LA PREMIERE MESSE POUR LOUIS XVI

LA PREMIERE MESSE POUR LOUIS XVI

 

 

LOUIS XVI

 

 

Le 21 janvier 1793, vers les dix heures du soir, au moment où rentrait chez elle une vieille dame qui venait d'acheter, au faubourg Saint-Martin, une boîte d'hosties pour la célébration des saints-mystères, un homme qui l'avait suivie était resté immobile, occupé à contempler la maison où elle demeurait. Elle se hâta d'entrer ; puis, saisie d'effroi, elle s'assit avec précipitation sur une chaise que lui présenta un vieillard : "Cachez-vous, cachez-vous ! lui dit-elle, car, malgré que nous sortions bien rarement, nos démarches sont connues et nos pas sont épiés.

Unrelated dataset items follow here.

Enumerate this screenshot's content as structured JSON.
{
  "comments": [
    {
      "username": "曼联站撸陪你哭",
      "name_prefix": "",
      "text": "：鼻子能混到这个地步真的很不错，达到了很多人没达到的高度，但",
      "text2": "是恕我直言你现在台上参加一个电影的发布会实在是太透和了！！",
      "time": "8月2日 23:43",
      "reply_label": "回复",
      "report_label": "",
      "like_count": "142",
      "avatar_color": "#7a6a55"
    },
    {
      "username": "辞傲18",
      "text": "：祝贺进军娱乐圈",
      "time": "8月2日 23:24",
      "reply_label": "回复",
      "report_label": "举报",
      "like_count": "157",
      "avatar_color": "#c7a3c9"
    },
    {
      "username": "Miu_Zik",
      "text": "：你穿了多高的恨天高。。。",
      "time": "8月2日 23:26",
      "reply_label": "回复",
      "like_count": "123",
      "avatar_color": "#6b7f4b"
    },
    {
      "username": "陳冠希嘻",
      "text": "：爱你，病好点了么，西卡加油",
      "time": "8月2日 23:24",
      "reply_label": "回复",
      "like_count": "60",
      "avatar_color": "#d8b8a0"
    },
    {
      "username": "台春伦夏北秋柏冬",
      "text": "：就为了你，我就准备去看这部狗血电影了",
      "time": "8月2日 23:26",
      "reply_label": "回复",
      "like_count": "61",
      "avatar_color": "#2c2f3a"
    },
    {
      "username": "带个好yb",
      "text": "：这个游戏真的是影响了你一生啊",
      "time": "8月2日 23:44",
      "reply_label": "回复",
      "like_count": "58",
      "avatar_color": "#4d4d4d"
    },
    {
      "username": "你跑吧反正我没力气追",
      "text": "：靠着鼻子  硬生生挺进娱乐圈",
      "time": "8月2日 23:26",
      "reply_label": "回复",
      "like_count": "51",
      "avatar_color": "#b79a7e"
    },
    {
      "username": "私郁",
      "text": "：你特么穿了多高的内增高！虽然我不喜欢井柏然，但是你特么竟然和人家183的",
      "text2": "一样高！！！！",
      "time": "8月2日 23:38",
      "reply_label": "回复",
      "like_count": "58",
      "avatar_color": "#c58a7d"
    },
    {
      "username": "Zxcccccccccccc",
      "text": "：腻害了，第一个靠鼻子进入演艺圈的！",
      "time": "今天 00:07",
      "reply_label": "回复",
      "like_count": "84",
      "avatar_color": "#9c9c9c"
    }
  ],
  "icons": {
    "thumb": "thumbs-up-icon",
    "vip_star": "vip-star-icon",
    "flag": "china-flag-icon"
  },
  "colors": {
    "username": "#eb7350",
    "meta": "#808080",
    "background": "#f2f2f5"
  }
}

- Qu'y a-t-il de nouveau ? demanda une autre vieille femme assise auprès du feu.
- L'homme qui rôde autour de la maison depuis quelques jours m'a suivie ce soir."


A ces mots, les trois habitants de cette pauvre masure se regardèrent en laissant paraître sur leurs visages le signe d'une terreur profonde. Le vieillard était le moins agité, peut-être parce qu'il se savait le plus en danger. Les regards des deux femmes, attachés sur ce vieillard, laissaient aisément deviner qu'il était l'unique objet de leur vive sollicitude.


"Pourquoi désespérer de Dieu, mes soeurs ? dit-il d'une voix basse, mais onctueuse. S'il a voulu que je fusse sauvé de la boucherie des Carmes, c'est sans doute pour me réserver à une destinée que je dois accepter sans murmure. C'est de vous et non de moi qu'il faut s'occuper.
- Non, dirent les deux vieilles dames.
- Voici, reprit celle qui arrivait et qui tendait la petite boîte au prêtre, voici les hosties. Mais, s'écria-t-elle, j'entends quelqu'un monter les degrés.
A ces mots, tous trois se mirent à écouter. Il fut facile d'entendre, au milieu du plus profond silence, les pas d'un homme dans l'escalier. Le prêtre se coula péniblement dans une espèce d'armoire, et une des deux religieuses jeta promptement quelques hardes sur lui.
"Vous pouvez fermer, soeur Agathe !" dit-il d'une voix étouffée.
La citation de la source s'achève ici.